While attending class on Thursday (via Zoom, of course) for one of my voice studies theater courses, we were discussing our bodies and getting deep into our habits — like how our body connects itself through habits that we've gained through the years, especially as students. At some point, these habits might have protected us, but now they can easily be used against us. Especially in the career of performance, our habits require us to have the bare minimum of limitations when it comes to what we can do with our bodies.
One thing my professor got into discussing was beds. Beds are a trap.
But, how could this be? Beds are so amazing, right? They keep us safe and warm when resting our heads during this time on Earth. We cry, binge-watch TV shows and nap within these soft sheets — how could they be so negative for us in the long run? Well, I will tell you.
Beds do exactly that: they coddle us. All of these tensions and habits we learn during the day, but when our heads hit the pillows, they stay with us till the very next day. Whereas, when we sleep on the floor (I used my yoga mat and blankets…I'm not that insane), our bodies are forced to release and remember our original state. At first, I thought there was no way. No way I was going to be able to sleep on the floor knowing my years of obsessive desire to only have the softest of the soft when it comes to my bed. I was used to sleeping on clouds, to feeling as if I was floating with no effort, and now I was being told I would be sleeping on the floor like a prisoner in a foreign jail. But if they could do it for years, who said I wouldn't be able to do it for a weekend? I'm saying I can. I knew I could do a weekend, so I did. I started on Friday, mostly because on Thursday I attempted it, but I woke up at four in the morning only to crawl back into bed with my dog. So, Friday was the beginning of the challenge.
After a day at the pool, I came home to my apartment and dog to a night of interesting events. I turned on my light, grabbed my green thumb thick yoga mat, and laid it out on the floor. One of my biggest issues is that I'm a side sleeper. It’s comforting and makes me feel like I’m being cuddled inside the pouch of a kangaroo. Truly. But instead, what's recommended is to sleep flat on your back. So after a shower and some wine to ease the sleeping process (recommended to those 21+ only), I got ready to lay down.
It was weird at first, seeing my dog enjoy my plush mattress topper while I laid confused on the floor. The reversed roles were enough to send me into a panic. That first night I found myself waking up often, trying to give into the bed that screamed right into my ear as I slept. Waking up in the morning was interesting. I would roll over and snooze the alarm as if my body had no idea what “five more minutes” meant. I did, however, notice that I had less pain in my back, which was enough to make me continue on my three-day journey.

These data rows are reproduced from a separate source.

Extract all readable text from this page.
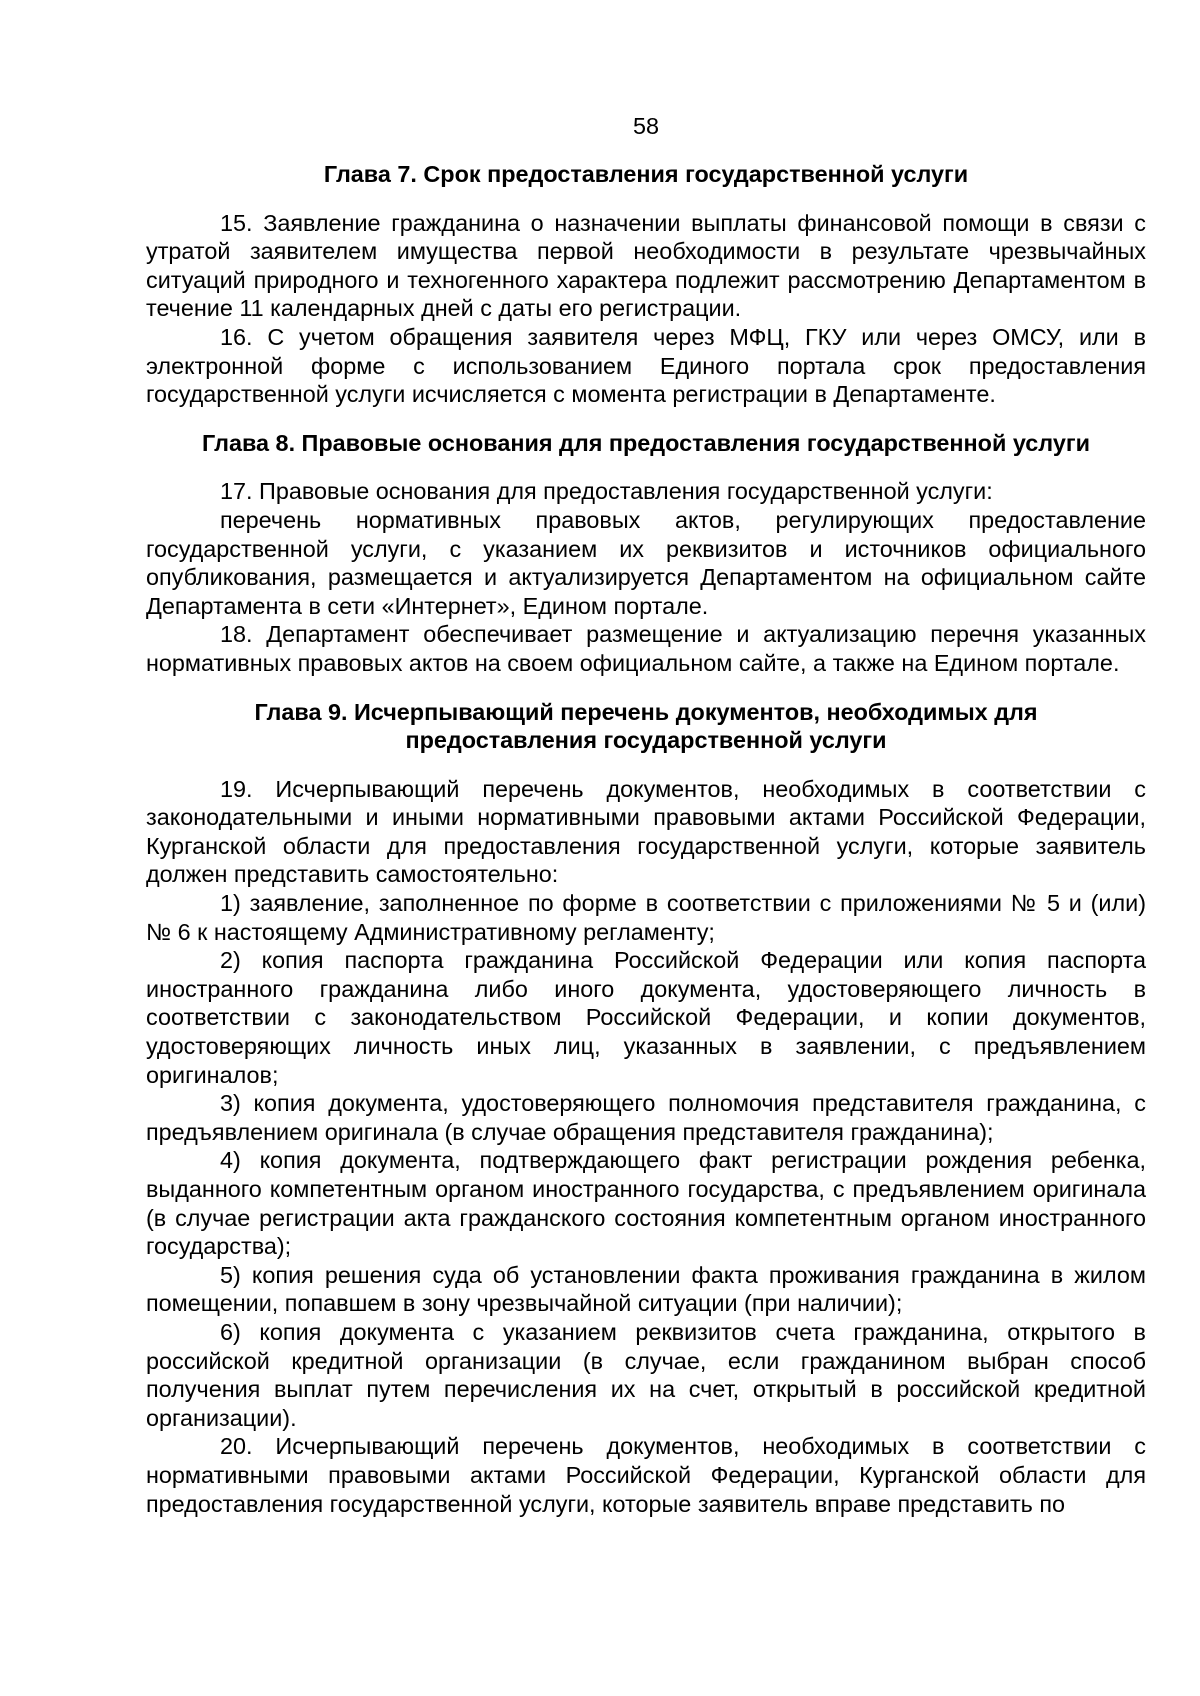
58
Глава 7. Срок предоставления государственной услуги

15. Заявление гражданина о назначении выплаты финансовой помощи в связи с утратой заявителем имущества первой необходимости в результате чрезвычайных ситуаций природного и техногенного характера подлежит рассмотрению Департаментом в течение 11 календарных дней с даты его регистрации.

16. С учетом обращения заявителя через МФЦ, ГКУ или через ОМСУ, или в электронной форме с использованием Единого портала срок предоставления государственной услуги исчисляется с момента регистрации в Департаменте.

Глава 8. Правовые основания для предоставления государственной услуги

17. Правовые основания для предоставления государственной услуги:

перечень нормативных правовых актов, регулирующих предоставление государственной услуги, с указанием их реквизитов и источников официального опубликования, размещается и актуализируется Департаментом на официальном сайте Департамента в сети «Интернет», Едином портале.

18. Департамент обеспечивает размещение и актуализацию перечня указанных нормативных правовых актов на своем официальном сайте, а также на Едином портале.

Глава 9. Исчерпывающий перечень документов, необходимых для предоставления государственной услуги

19. Исчерпывающий перечень документов, необходимых в соответствии с законодательными и иными нормативными правовыми актами Российской Федерации, Курганской области для предоставления государственной услуги, которые заявитель должен представить самостоятельно:

1) заявление, заполненное по форме в соответствии с приложениями № 5 и (или) № 6 к настоящему Административному регламенту;

2) копия паспорта гражданина Российской Федерации или копия паспорта иностранного гражданина либо иного документа, удостоверяющего личность в соответствии с законодательством Российской Федерации, и копии документов, удостоверяющих личность иных лиц, указанных в заявлении, с предъявлением оригиналов;

3) копия документа, удостоверяющего полномочия представителя гражданина, с предъявлением оригинала (в случае обращения представителя гражданина);

4) копия документа, подтверждающего факт регистрации рождения ребенка, выданного компетентным органом иностранного государства, с предъявлением оригинала (в случае регистрации акта гражданского состояния компетентным органом иностранного государства);

5) копия решения суда об установлении факта проживания гражданина в жилом помещении, попавшем в зону чрезвычайной ситуации (при наличии);

6) копия документа с указанием реквизитов счета гражданина, открытого в российской кредитной организации (в случае, если гражданином выбран способ получения выплат путем перечисления их на счет, открытый в российской кредитной организации).

20. Исчерпывающий перечень документов, необходимых в соответствии с нормативными правовыми актами Российской Федерации, Курганской области для предоставления государственной услуги, которые заявитель вправе представить по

After a long, productive day of cleaning and homework, I found this day to be the easiest. NOT. I purposely worked my ass off all day, possibly causing an abnormal amount of tension everywhere, and yet I still found myself waking up at the crack of dawn. Frustrated and angry at 2 a.m., I proceeded to stomp to the side of my bed and grab my face mask — not the one for the lower part of your face, but the one that covers your eyes...simpler times. After putting it on, I found myself waking up later than usual. Being woken by my body with her legs crossed and heart beating, the sun pierced my eyes. My lower back was painless and I felt taller than the day before. The energy within me was something I had never experienced when sleeping on my side on a bed. This might become a once a week thing for me.
During the last round of my challenge, I found I finally had all the tools I needed: a thin blanket folded for a small pillow, a blanket for the legs, my yoga mat, an eye mask and a melatonin pill, which my mother had mailed to me with a bunch of other vitamins. Why not decide to run the diffuser with calming essential oils while white-noise sends us off to sleep? By this time, I noticed that the experience was not the issue, but rather how I brought self-care into my sleep routine that mattered. That night I slept like a baby, still in the womb and ready to party. I woke up an hour before 12 p.m., which is outside my normal time. I continued on a path of positivity, the same refreshed spine and mind to match. I continued on with my day and was able to not only work a six-hour shift without pain, but also sat and wrote after work for fun. FUN. (Well, it is fun).
After this weekend, I feel refreshed — especially after giving in to my fears of discomfort. This weekend of saying yes to the unrealistic has made it realistic in the sense of implementing it into my life. The idea of sleeping on the floor every day would most definitely be the challenge of a lifetime, but I don't think that once a week would kill me. Truthfully, it might help me. I'm thankful for my professor, Vivian, of the Theatre Program at UCF; a woman who has already changed my life in a matter of two weeks. May it be for the weekend or further on in life, being able to control the pain you feel in your body is a blessing. Why not take advantage of it?